A tumba abierta

Zidane y Sampaoli conocían las características del partido que tenían ante sus narices, y por ello, con un partido trascendental el próximo domingo en liga, plantearon unos onces plagado de no habituales en busca de un punto de inflexión de la variante titularidad-suplencia. Casualmente, ambos cambiaron de esquema respecto a la ida en el Bernabéu, pasando el francés a uno con dos puntas y el argentino, de vuelta a la idiosincrasia amateurista, implantando su característico 3+2 en defensa.

Los sevillistas, dependiente del resultado de la ida en el planteamiento, salió a atacar por acumulación con el peligro de que, cualquier pérdida, podía generar un impacto de rotura en algún contraataque. Esto lo vimos ejemplificado en una jugada en la que termina Mercado con amarilla: tenía que cortar la acción porque hasta seis efectivos morados creaban superioridad numérica en campo rival.

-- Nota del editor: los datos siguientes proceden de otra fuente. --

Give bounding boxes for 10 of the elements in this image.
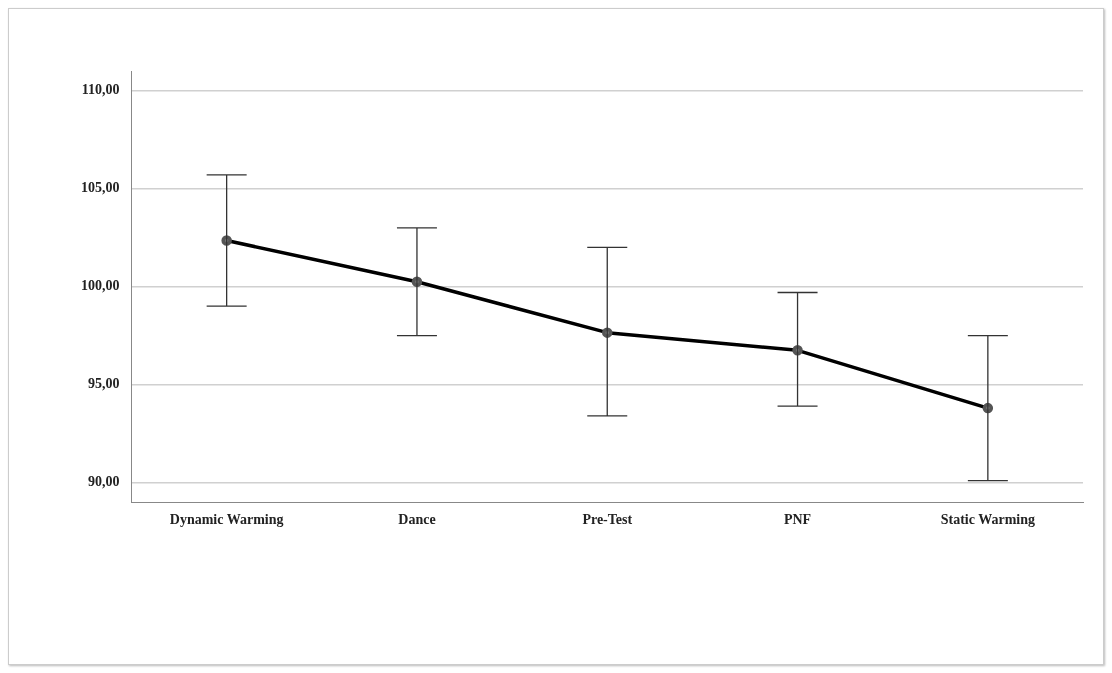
y-tick-label: 90,00 <box>88 474 120 490</box>
x-tick-label: PNF <box>783 512 812 528</box>
x-tick-label: Static Warming <box>940 512 1035 528</box>
y-tick-label: 110,00 <box>81 82 120 98</box>
x-tick-label: Dynamic Warming <box>169 512 284 528</box>
x-tick-label: Dance <box>398 512 436 528</box>
x-tick-label: Pre-Test <box>582 512 633 528</box>
y-tick-label: 95,00 <box>88 376 120 392</box>
y-tick-label: 100,00 <box>81 278 120 294</box>
y-tick-label: 105,00 <box>81 180 120 196</box>
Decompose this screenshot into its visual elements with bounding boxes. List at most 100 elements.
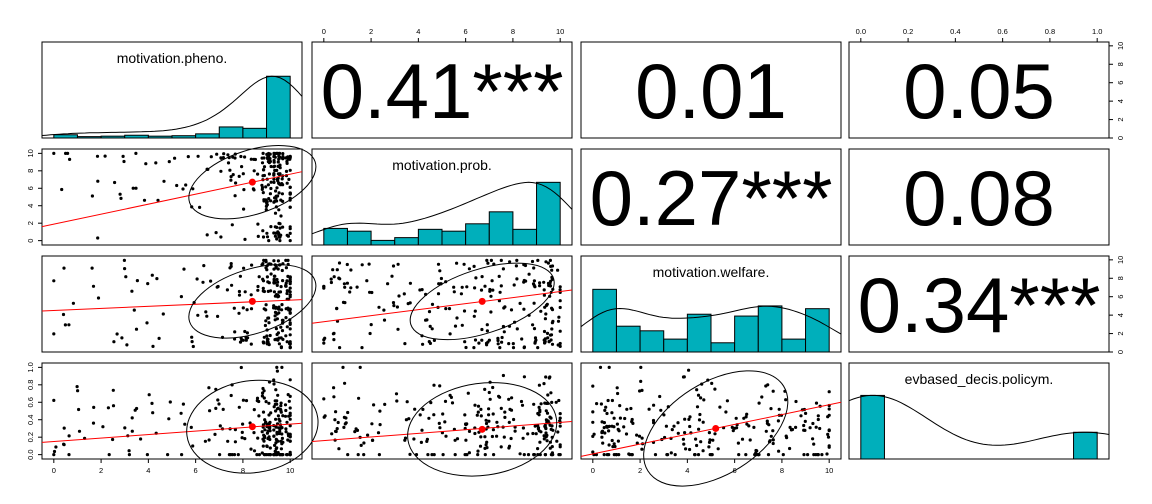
scatter-point [532,266,536,270]
scatter-point [548,258,553,262]
scatter-point [332,338,336,342]
scatter-point [802,453,806,457]
panel-frame [848,41,1110,139]
scatter-point [520,403,525,407]
scatter-point [272,164,277,168]
scatter-point [286,432,290,436]
scatter-point [232,306,236,310]
scatter-point [429,401,433,405]
scatter-point [276,280,280,284]
scatter-point [612,416,616,420]
scatter-point [184,183,188,187]
scatter-point [509,408,514,412]
scatter-point [550,424,554,428]
scatter-point [276,307,281,311]
scatter-point [260,394,264,398]
y-tick-label: 0.0 [26,449,35,459]
scatter-point [771,441,775,446]
scatter-point [267,172,271,176]
scatter-point [249,157,253,161]
scatter-point [542,382,546,386]
y-tick-label: 0.8 [26,380,35,390]
scatter-point [543,340,547,345]
x-tick-label: 2 [638,466,642,475]
scatter-point [91,421,96,425]
scatter-point [207,438,211,442]
scatter-point [257,275,261,279]
scatter-point [507,420,511,424]
scatter-point [272,290,276,294]
scatter-point [263,428,267,432]
scatter-point [483,453,487,457]
scatter-point [550,308,555,312]
scatter-point [332,395,336,399]
panel-frame [311,362,573,460]
scatter-point [386,282,390,286]
scatter-point [491,385,495,390]
scatter-point [687,368,691,372]
scatter-point [322,415,326,419]
scatter-point [591,410,595,414]
scatter-point [707,445,711,449]
x-tick-label: 0 [591,466,595,475]
scatter-point [249,293,253,297]
scatter-point [754,451,758,455]
scatter-point [682,375,686,379]
scatter-point [334,410,338,414]
scatter-point [249,307,254,311]
scatter-point [286,393,290,397]
scatter-point [273,225,277,229]
scatter-point [488,397,492,401]
scatter-point [284,266,288,270]
scatter-point [288,227,292,231]
scatter-point [394,392,399,396]
histogram-bar [663,338,688,353]
scatter-point [485,323,489,327]
scatter-point [776,419,781,423]
scatter-point [771,389,775,393]
scatter-point [390,274,394,278]
scatter-point [276,393,280,397]
scatter-point [521,436,525,440]
scatter-point [288,168,292,172]
scatter-point [284,408,288,413]
scatter-point [344,416,348,420]
scatter-point [515,327,519,331]
scatter-point [284,169,289,173]
scatter-point [606,398,610,403]
scatter-point [479,407,483,411]
correlation-ellipse [188,264,317,339]
scatter-point [240,436,244,440]
scatter-point [246,336,250,340]
scatter-point [150,273,154,277]
scatter-point [180,453,184,457]
correlation-ellipse [643,370,789,487]
scatter-point [288,156,292,160]
scatter-point [377,305,381,309]
scatter-point [90,266,94,270]
scatter-point [473,403,477,407]
x-tick-label: 0.0 [856,27,866,36]
scatter-point [618,416,623,420]
scatter-point [256,222,260,226]
scatter-point [616,439,621,443]
scatter-point [353,430,357,434]
x-tick-label: 10 [286,466,294,475]
scatter-point [281,414,285,418]
scatter-point [378,409,382,413]
scatter-point [264,303,268,307]
scatter-point [550,400,554,404]
scatter-point [430,453,434,457]
scatter-point [265,268,269,272]
scatter-point [150,401,154,405]
scatter-point [123,267,127,271]
scatter-point [814,401,819,405]
scatter-point [752,425,756,429]
scatter-point [133,408,137,412]
scatter-point [799,414,803,418]
scatter-point [814,453,818,457]
scatter-point [816,414,820,418]
scatter-point [267,421,271,426]
scatter-point [538,284,542,288]
scatter-point [52,453,56,457]
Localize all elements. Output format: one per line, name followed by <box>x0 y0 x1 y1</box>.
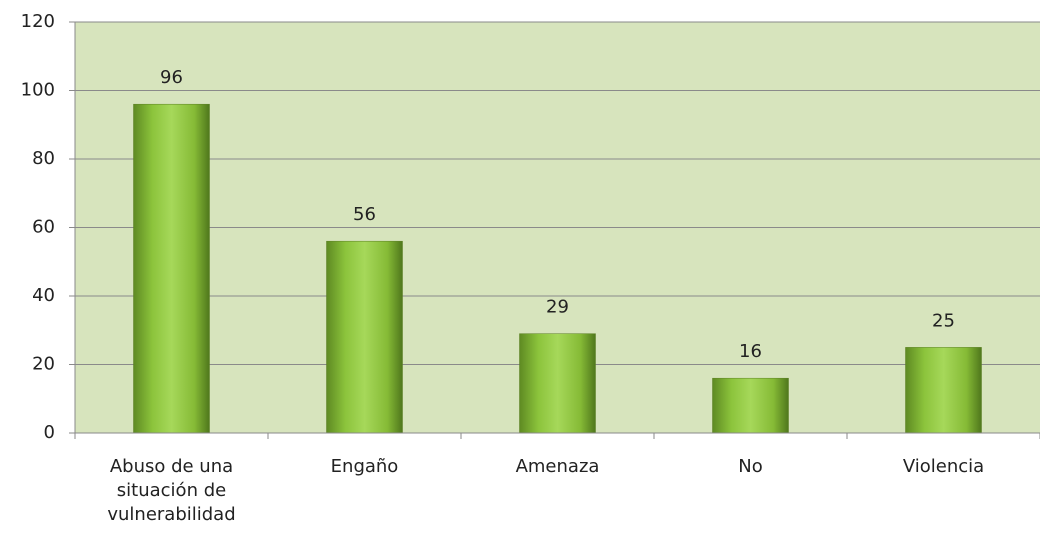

Aún así, con la libertad de movimientos que otorga Sampaoli a sus piezas de ataque, Iborra y Correa empezaron a completar permutas en la delantera, con la intención de que desorganizar a la retaguardia merengue, y dar al ataque lo que el cada tramo del partido necesitase. Es decir, si se ponían numerosos centros al área, sería Iborra el delantero (como en el gol de Danilo); si por el contrario se raseaba más, era Correa el que percutía con velocidad y control.

El plan salió a la perfección para los sevillistas, que se ilusionaban con la posibilidad de dar la campanada. Sin recibir goles, había generado una gran cantidad de ocasiones sin concretar en el arco contrario, pero todo se diluyó en una acción a la contra que nadie supo parar. Asensio salió desde su propia área aprovechando un rebote, para así plantarse frente a Soria.

Lejos de rendirse, las respuestas a ese tanto del canterano mallorquín fueron certeras, eficaces e inmediatas. Faltaban dos goles, había mucha gente arriba, y sólo quedaba Kranevitter por delante de la defensa de tres. Zidane reestructuró a su equipo para dar un paso atrás de impulso que se culminó en un penalti y una jugada sin contundencia para el empate final.

Al Madrid le sale todo y continúa con su racha de 40 partidos sin perder. Sólo queda de manifiesto la potestad del Sevilla para luchar contra el poder de nuestro fútbol. El resultado no tiene nada que analizar, sólo las sensaciones. No escucho y sigo.